Asking questions of a large dataset is a futile exercise. A subject matter expert with the best tools has a .00000000000000000000000000000000000000000000000001% chance of asking a question that generates a new insight. Even when his/her question does return something of value, it is, by definition confirmatory. That is, they already knew about what they were asking (otherwise they would not have been able to form the question).

This process of developing, asking and waiting on the response, interpreting the response is time consuming, specialized and racked with opportunities for bias. All the while, more data flows in – complicating matters further.

So what replaces the era of the question? Interestingly enough, answers.

Unsupervised learning is a field of artificial intelligence that dispenses with the inefficiencies of the traditional query. Unsupervised learning finds patterns, structure or anomalies in the data without the need for labels or even a preconceived notion of what the data holds.

Unsupervised learning lets the data tell you what secrets it holds.

The result is that the first time a subject matter expert interacts with the data they already have the answers to what is meaningful from the data. These answers are the starting point for further investigation – so there are still questions, but the starting point for those questions is far more principled than the mega-millions lottery approach that so many organizations take with the query first approach.

This business implications for enterprises are profound:

  1. Their best assets (subject matter experts) are far more efficient
  2. They find the unknown unknowns in their data that (often biased) questions never uncover
  3. They can extract the maximum value from their data assets

Unsupervised learning is more accessible than most companies think and frankly, undervalued, in a world where the most valuable information often comes without labels – confounding most of what passes for machine learning.

While the field of unsupervised learning has only a few serious players (Google, Amazon, Facebook, Microsoft, ourselves) the movement toward application based AI has put this capability into the hands of everyone from the analyst to the CEO.

By using applications as the container of these capabilities, the process of discovery happens automagically for the business user (while retaining all of the semi-supervised and supervised capabilities for the data science teams).  Furthermore, unsupervised does not mean opaque. Using technologies like topological data analysis, these powerful unsupervised methods can be made entirely transparent and justifiable.

The results are already in the market:

  1. The financial institution that used unsupervised learning to distill the complexity of a massive, global capital markets organization into something that a regulator could understand in a fraction of the time and manpower used by traditional methods.
  2. A leading hospital that looked at billions of datapoints to impute the optimal way to perform dozen of surgical procedures – reaping $10s of millions in savings while delivering superior care to their patients.
  3. A global bank that reduced the false positives associated with its anti-money laundering (AML) operation by 26% – resulting in more than $50M in savings.
  4. A massive government contractor that used unsupervised learning to identify programs that would go “red” up to six months in advance – allowing them to remedy the situation proactively rather than retroactively.

There are many dozens of such examples.

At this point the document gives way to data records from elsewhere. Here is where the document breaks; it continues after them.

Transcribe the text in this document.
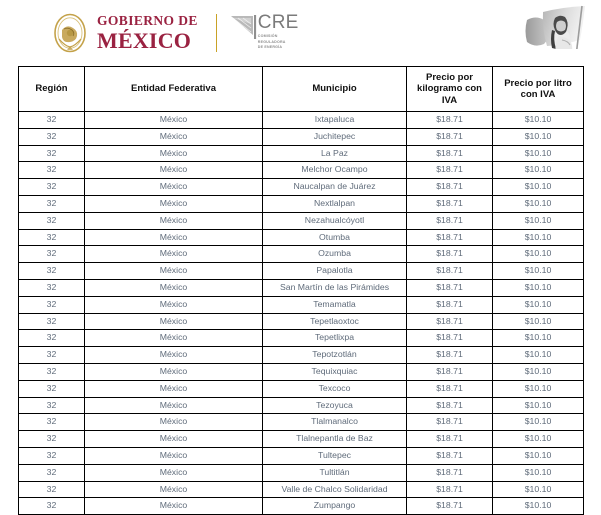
GOBIERNO DE
MÉXICO
CRE
COMISIÓN
REGULADORA
DE ENERGÍA
Región	Entidad Federativa	Municipio	Precio por kilogramo con IVA	Precio por litro con IVA
32	México	Ixtapaluca	$18.71	$10.10
32	México	Juchitepec	$18.71	$10.10
32	México	La Paz	$18.71	$10.10
32	México	Melchor Ocampo	$18.71	$10.10
32	México	Naucalpan de Juárez	$18.71	$10.10
32	México	Nextlalpan	$18.71	$10.10
32	México	Nezahualcóyotl	$18.71	$10.10
32	México	Otumba	$18.71	$10.10
32	México	Ozumba	$18.71	$10.10
32	México	Papalotla	$18.71	$10.10
32	México	San Martín de las Pirámides	$18.71	$10.10
32	México	Temamatla	$18.71	$10.10
32	México	Tepetlaoxtoc	$18.71	$10.10
32	México	Tepetlixpa	$18.71	$10.10
32	México	Tepotzotlán	$18.71	$10.10
32	México	Tequixquiac	$18.71	$10.10
32	México	Texcoco	$18.71	$10.10
32	México	Tezoyuca	$18.71	$10.10
32	México	Tlalmanalco	$18.71	$10.10
32	México	Tlalnepantla de Baz	$18.71	$10.10
32	México	Tultepec	$18.71	$10.10
32	México	Tultitlán	$18.71	$10.10
32	México	Valle de Chalco Solidaridad	$18.71	$10.10
32	México	Zumpango	$18.71	$10.10
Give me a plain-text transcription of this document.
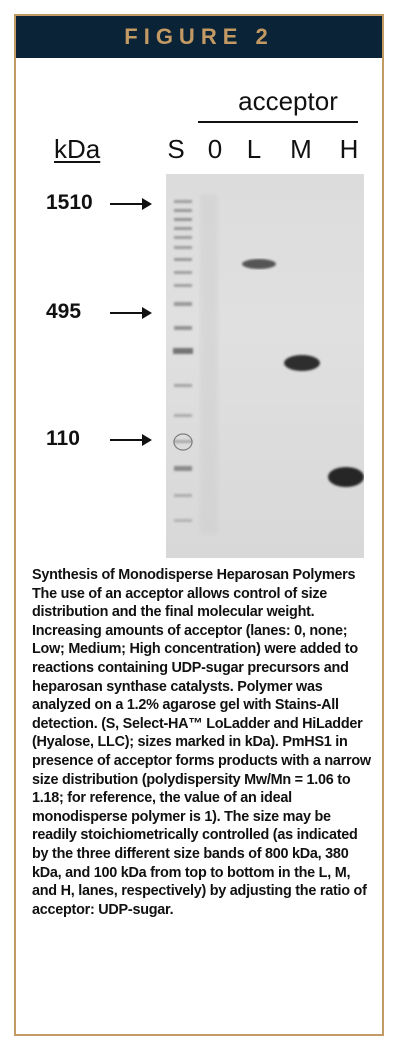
FIGURE 2
acceptor
kDa	S 0 L M H
1510
495
110
Synthesis of Monodisperse Heparosan Polymers
The use of an acceptor allows control of size distribution and the final molecular weight. Increasing amounts of acceptor (lanes: 0, none; Low; Medium; High concentration) were added to reactions containing UDP-sugar precursors and heparosan synthase catalysts. Polymer was analyzed on a 1.2% agarose gel with Stains-All detection. (S, Select-HA™ LoLadder and HiLadder (Hyalose, LLC); sizes marked in kDa). PmHS1 in presence of acceptor forms products with a narrow size distribution (polydispersity Mw/Mn = 1.06 to 1.18; for reference, the value of an ideal monodisperse polymer is 1). The size may be readily stoichiometrically controlled (as indicated by the three different size bands of 800 kDa, 380 kDa, and 100 kDa from top to bottom in the L, M, and H, lanes, respectively) by adjusting the ratio of acceptor: UDP-sugar.
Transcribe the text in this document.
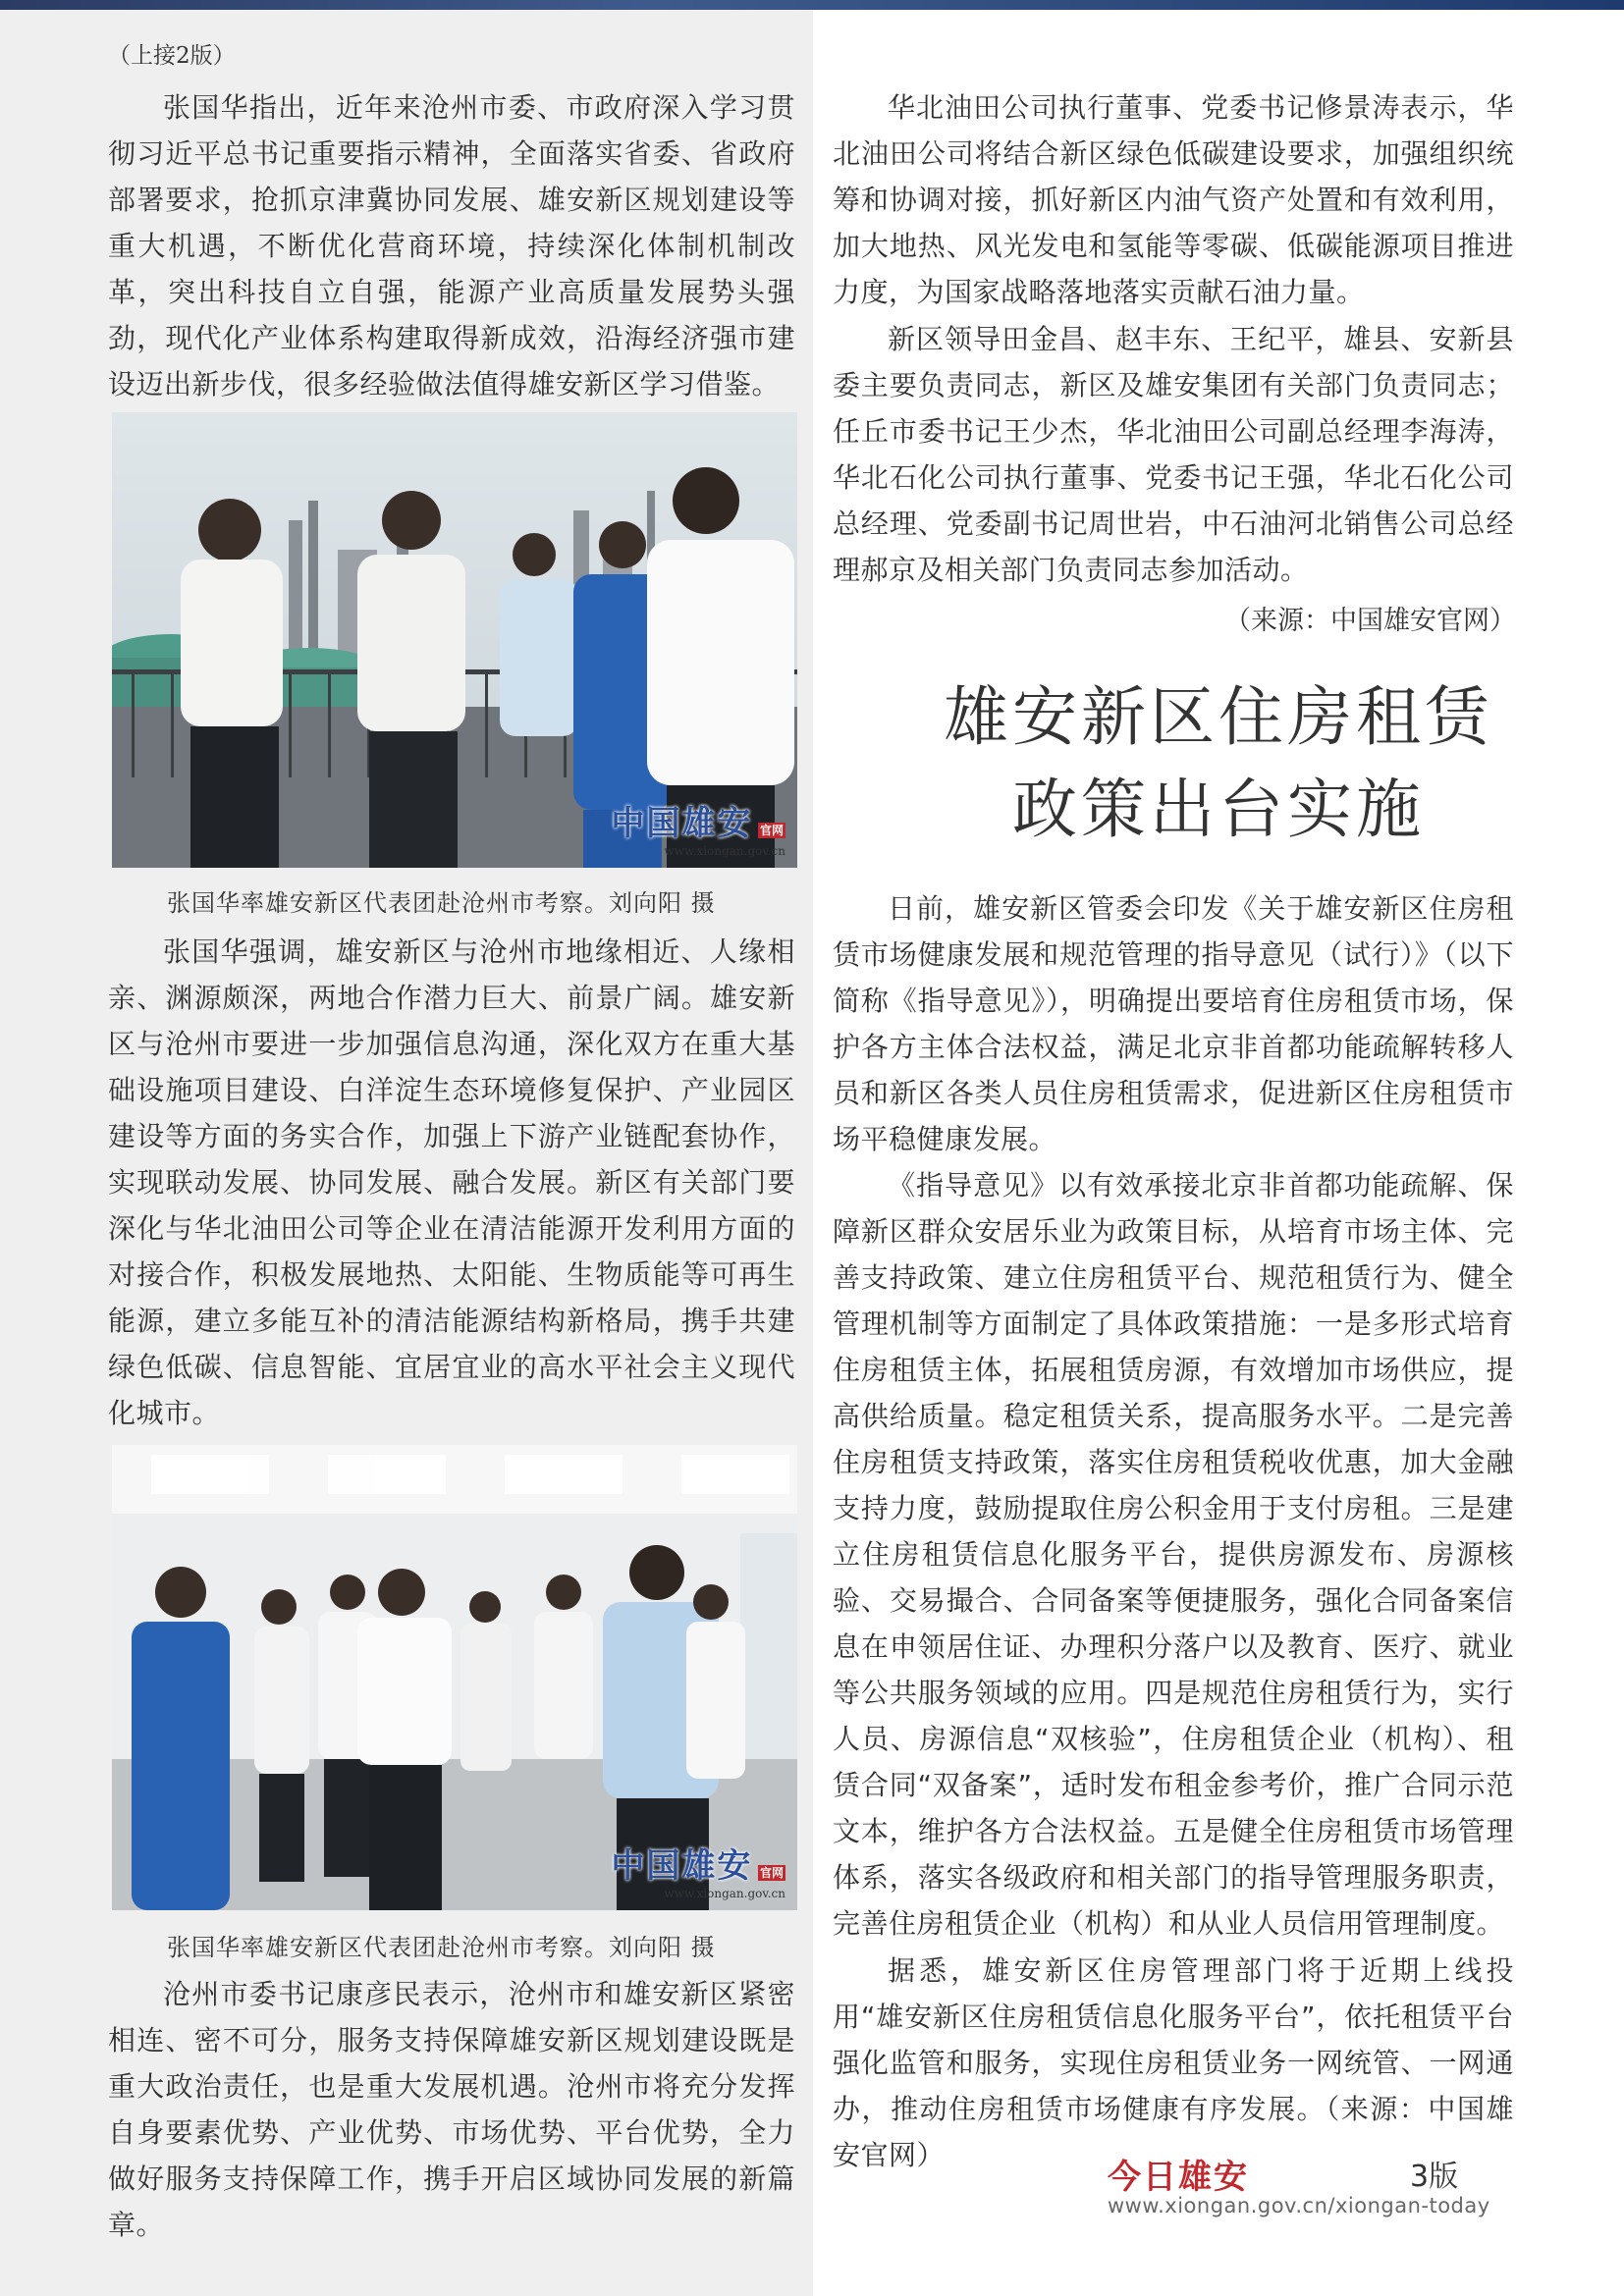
（上接2版）

张国华指出，近年来沧州市委、市政府深入学习贯彻习近平总书记重要指示精神，全面落实省委、省政府部署要求，抢抓京津冀协同发展、雄安新区规划建设等重大机遇，不断优化营商环境，持续深化体制机制改革，突出科技自立自强，能源产业高质量发展势头强劲，现代化产业体系构建取得新成效，沿海经济强市建设迈出新步伐，很多经验做法值得雄安新区学习借鉴。

中国雄安 官网
www.xiongan.gov.cn
张国华率雄安新区代表团赴沧州市考察。刘向阳 摄

张国华强调，雄安新区与沧州市地缘相近、人缘相亲、渊源颇深，两地合作潜力巨大、前景广阔。雄安新区与沧州市要进一步加强信息沟通，深化双方在重大基础设施项目建设、白洋淀生态环境修复保护、产业园区建设等方面的务实合作，加强上下游产业链配套协作，实现联动发展、协同发展、融合发展。新区有关部门要深化与华北油田公司等企业在清洁能源开发利用方面的对接合作，积极发展地热、太阳能、生物质能等可再生能源，建立多能互补的清洁能源结构新格局，携手共建绿色低碳、信息智能、宜居宜业的高水平社会主义现代化城市。

中国雄安 官网
www.xiongan.gov.cn
张国华率雄安新区代表团赴沧州市考察。刘向阳 摄

沧州市委书记康彦民表示，沧州市和雄安新区紧密相连、密不可分，服务支持保障雄安新区规划建设既是重大政治责任，也是重大发展机遇。沧州市将充分发挥自身要素优势、产业优势、市场优势、平台优势，全力做好服务支持保障工作，携手开启区域协同发展的新篇章。

华北油田公司执行董事、党委书记修景涛表示，华北油田公司将结合新区绿色低碳建设要求，加强组织统筹和协调对接，抓好新区内油气资产处置和有效利用，加大地热、风光发电和氢能等零碳、低碳能源项目推进力度，为国家战略落地落实贡献石油力量。

新区领导田金昌、赵丰东、王纪平，雄县、安新县委主要负责同志，新区及雄安集团有关部门负责同志；任丘市委书记王少杰，华北油田公司副总经理李海涛，华北石化公司执行董事、党委书记王强，华北石化公司总经理、党委副书记周世岩，中石油河北销售公司总经理郝京及相关部门负责同志参加活动。

（来源：中国雄安官网）
雄安新区住房租赁
政策出台实施

日前，雄安新区管委会印发《关于雄安新区住房租赁市场健康发展和规范管理的指导意见（试行）》（以下简称《指导意见》），明确提出要培育住房租赁市场，保护各方主体合法权益，满足北京非首都功能疏解转移人员和新区各类人员住房租赁需求，促进新区住房租赁市场平稳健康发展。

《指导意见》以有效承接北京非首都功能疏解、保障新区群众安居乐业为政策目标，从培育市场主体、完善支持政策、建立住房租赁平台、规范租赁行为、健全管理机制等方面制定了具体政策措施：一是多形式培育住房租赁主体，拓展租赁房源，有效增加市场供应，提高供给质量。稳定租赁关系，提高服务水平。二是完善住房租赁支持政策，落实住房租赁税收优惠，加大金融支持力度，鼓励提取住房公积金用于支付房租。三是建立住房租赁信息化服务平台，提供房源发布、房源核验、交易撮合、合同备案等便捷服务，强化合同备案信息在申领居住证、办理积分落户以及教育、医疗、就业等公共服务领域的应用。四是规范住房租赁行为，实行人员、房源信息“双核验”，住房租赁企业（机构）、租赁合同“双备案”，适时发布租金参考价，推广合同示范文本，维护各方合法权益。五是健全住房租赁市场管理体系，落实各级政府和相关部门的指导管理服务职责，完善住房租赁企业（机构）和从业人员信用管理制度。

据悉，雄安新区住房管理部门将于近期上线投用“雄安新区住房租赁信息化服务平台”，依托租赁平台强化监管和服务，实现住房租赁业务一网统管、一网通办，推动住房租赁市场健康有序发展。（来源：中国雄安官网）

今日雄安	3版
www.xiongan.gov.cn/xiongan-today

Once these organizations moved past the requirement that they ask the questions they found answers – answers to questions they would have never thought to ask but held huge value to the business.

The future of enterprise class AI depends on a number of elements – but the ability to discover insight from data without explicit instructions is paramount. In the world in which we operate with exponential data growth and double exponential hypothesis growth this capability will be what defines competitiveness in the petabyte economy.